Why php cannot be recovered after being overloaded _ PHP Tutorial

Source: Internet
Author: User
Analysis of the causes that cannot be recovered after php overload. Recently, php servers are unable to provide services after frequent overload. as long as a request is sent, the php process responsible for processing the request occupies 100% of the cpu. The original server load balancer policy recently caused frequent overload of php machines and thus failed to provide services. as long as a request is sent, the php process responsible for processing the request consumes 100% of the cpu. The original load balancing policy is that once a machine's php request times out, the weight of the machine will be reduced, and the probability of sending requests to the machine will be reduced. although there is a certain lag effect, but it should eventually be able to reduce the pressure and restore the service, but this policy suddenly failed recently. In this case, all requests sent to php-fpm are cpu100 % even if an empty php file is requested. This may be caused by eaccelerator.

Our Php-fpm request_terminate_timeout is set to 5 s, so as long as a request is executed for more than 5s, it will be killed by php-fpm, A large number of 5s times out before and after the problem occurs. Preliminary conjecture may be caused by the shared memory of the eaccelerator. when the sub-process is killed, the shared memory is written incorrectly, causing errors in all requests, but this does not explain the problem that the new file will get stuck. so I went to the eacceleraotr code and found the following code:

[Cpp]

# Define spinlock_try_lock (rw) asm volatile ("lock; decl % 0": "= m" (rw)-> lock): "memory ")

# Define _ spinlock_unlock (rw) asm volatile ("lock; incl % 0": "= m" (rw)-> lock): "memory ")

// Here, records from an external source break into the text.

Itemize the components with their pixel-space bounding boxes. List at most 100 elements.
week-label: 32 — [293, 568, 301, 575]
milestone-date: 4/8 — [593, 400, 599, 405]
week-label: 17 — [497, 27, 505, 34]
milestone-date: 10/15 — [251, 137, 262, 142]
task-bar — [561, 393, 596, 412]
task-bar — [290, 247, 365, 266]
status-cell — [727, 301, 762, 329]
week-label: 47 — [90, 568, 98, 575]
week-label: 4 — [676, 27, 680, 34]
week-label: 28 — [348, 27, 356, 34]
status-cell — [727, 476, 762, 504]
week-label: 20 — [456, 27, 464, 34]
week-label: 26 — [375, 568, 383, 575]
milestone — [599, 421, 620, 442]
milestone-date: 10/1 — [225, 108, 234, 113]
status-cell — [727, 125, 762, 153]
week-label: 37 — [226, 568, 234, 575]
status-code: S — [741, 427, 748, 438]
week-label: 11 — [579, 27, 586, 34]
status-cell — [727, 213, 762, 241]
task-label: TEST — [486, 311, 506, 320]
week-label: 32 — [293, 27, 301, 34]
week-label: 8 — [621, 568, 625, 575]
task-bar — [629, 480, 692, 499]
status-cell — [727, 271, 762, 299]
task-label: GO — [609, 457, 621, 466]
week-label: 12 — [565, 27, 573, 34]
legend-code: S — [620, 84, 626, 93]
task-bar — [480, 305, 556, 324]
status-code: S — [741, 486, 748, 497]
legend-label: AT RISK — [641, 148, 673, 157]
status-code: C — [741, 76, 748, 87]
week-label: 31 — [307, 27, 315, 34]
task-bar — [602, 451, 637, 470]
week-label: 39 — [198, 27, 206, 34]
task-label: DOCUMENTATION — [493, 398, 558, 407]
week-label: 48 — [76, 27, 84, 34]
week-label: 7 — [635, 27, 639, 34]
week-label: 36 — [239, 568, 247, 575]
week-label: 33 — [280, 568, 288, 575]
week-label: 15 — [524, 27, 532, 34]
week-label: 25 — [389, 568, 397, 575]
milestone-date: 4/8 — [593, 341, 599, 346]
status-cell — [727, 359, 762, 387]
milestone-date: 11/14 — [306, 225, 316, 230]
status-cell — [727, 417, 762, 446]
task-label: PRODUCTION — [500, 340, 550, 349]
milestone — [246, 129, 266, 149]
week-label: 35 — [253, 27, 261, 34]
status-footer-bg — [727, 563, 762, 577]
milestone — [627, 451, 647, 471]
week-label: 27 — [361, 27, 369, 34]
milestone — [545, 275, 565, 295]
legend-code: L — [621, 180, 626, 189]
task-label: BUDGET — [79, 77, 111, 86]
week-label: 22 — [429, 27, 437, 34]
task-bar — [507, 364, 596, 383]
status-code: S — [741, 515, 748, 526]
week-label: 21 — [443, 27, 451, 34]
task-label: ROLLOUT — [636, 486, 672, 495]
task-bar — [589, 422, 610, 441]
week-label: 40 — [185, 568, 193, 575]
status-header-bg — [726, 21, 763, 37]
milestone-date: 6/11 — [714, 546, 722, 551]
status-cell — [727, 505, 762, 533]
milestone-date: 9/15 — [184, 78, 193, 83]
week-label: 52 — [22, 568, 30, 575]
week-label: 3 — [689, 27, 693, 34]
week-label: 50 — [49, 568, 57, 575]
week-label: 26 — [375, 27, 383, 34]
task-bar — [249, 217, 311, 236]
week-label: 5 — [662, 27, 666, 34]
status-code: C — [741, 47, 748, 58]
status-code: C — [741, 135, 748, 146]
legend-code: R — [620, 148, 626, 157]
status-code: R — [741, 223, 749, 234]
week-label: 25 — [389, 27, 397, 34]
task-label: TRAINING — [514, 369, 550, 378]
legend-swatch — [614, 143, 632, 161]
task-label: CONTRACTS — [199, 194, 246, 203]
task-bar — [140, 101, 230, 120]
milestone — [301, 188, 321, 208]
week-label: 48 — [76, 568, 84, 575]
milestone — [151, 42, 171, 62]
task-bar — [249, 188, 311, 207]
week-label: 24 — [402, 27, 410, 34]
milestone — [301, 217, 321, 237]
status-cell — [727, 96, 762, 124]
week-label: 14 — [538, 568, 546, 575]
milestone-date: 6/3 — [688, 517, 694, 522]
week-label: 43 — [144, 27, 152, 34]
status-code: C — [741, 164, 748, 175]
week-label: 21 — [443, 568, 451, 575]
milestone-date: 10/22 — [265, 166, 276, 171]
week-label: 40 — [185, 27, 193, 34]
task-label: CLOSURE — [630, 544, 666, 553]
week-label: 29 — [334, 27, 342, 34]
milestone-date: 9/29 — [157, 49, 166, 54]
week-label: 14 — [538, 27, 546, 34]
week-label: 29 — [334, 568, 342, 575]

Static int mm_do_lock (mm_mutex * lock, int kind)

{

While (1 ){

Spinlock_try_lock (lock );

If (lock-> lock = 0 ){

Lock-> pid = getpid ();

Lock-> locked = 1;

Return 1;

}

_ Spinlock_unlock (lock );

Sched_yield ();

}

Return 1;

}

Static int mm_do_unlock (mm_mutex * lock ){

If (lock-> locked & (lock-> pid = getpid ())){

Lock-> pid = 0;

Lock-> locked = 0;

_ Spinlock_unlock (lock );

}

Return 1;

}

[Cpp]

Among them, mm_mutex points to the shared memory. that is to say, the eac uses the shared memory as the lock between processes and uses the spinlock method. This makes everything understandable. Suppose that a process is killed by php-fpm after it gets the lock, and it does not have the unlock. in this way, all php-fpm sub-processes cannot get the lock, so everyone is stuck in this while (1) loop. I guess I have it. how can I confirm it? The original idea was to directly read the shared memory. The result showed that IPC_PRIVATE was used in php, so there was no way to read it. So we can only wait until the online problem occurs and gdb goes up to check the memory. now we have final evidence.

[Html]

(Gdb) p * mm-> lock

$8 = {lock = 4294966693, pid = 21775, locked = 1}

Here we can see that the memory has been obtained by the process with process number 21775, but the fact is that the process was killed a long time ago.

The problem has been confirmed, so let's look back at the conditions for this problem.

1. the request is executed for a long time and will be killed by php-fpm for a long time.

2. when the process is killed, php is in the require file and the eac gets the lock.

From this we can see that there are some specific situations that will enlarge this probability.

1. the request_terminate_timeout time is short.

2. use the auoload method or the require file in the execution logic, because if all the files are loaded before the request starts, unless the require file has timed out, otherwise, the request file should not be killed. However, there is also an ugly way to avoid this problem using the autload method, that is, to judge in the autload function, if the execution time is too long, directly exit rather than require

In my opinion, the best way to solve this problem is to set the request_terminate_timeout time long enough, for example, 30 s, 300 s, and put all timeout judgments on the application layer, php-fpm cannot be used to handle this problem. the fact that php-fpm can only be used as the last heavy insurance and has to be used. In addition, max_execution_time has a timeout value in php, but this timeout value is cpu time in cgi mode, so it does not play a major role.

Bytes. The original load balancing policy...

Contact Us

The content source of this page is from Internet, which doesn't represent Alibaba Cloud's opinion; products and services mentioned on that page don't have any relationship with Alibaba Cloud. If the content of the page makes you feel confusing, please write us an email, we will handle the problem within 5 days after receiving your email.

If you find any instances of plagiarism from the community, please send an email to: info-contact@alibabacloud.com and provide relevant evidence. A staff member will contact you within 5 working days.

A Free Trial That Lets You Build Big!

Start building with 50+ products and up to 12 months usage for Elastic Compute Service

  • Sales Support

    1 on 1 presale consultation

  • After-Sales Support

    24/7 Technical Support 6 Free Tickets per Quarter Faster Response

  • Alibaba Cloud offers highly flexible support services tailored to meet your exact needs.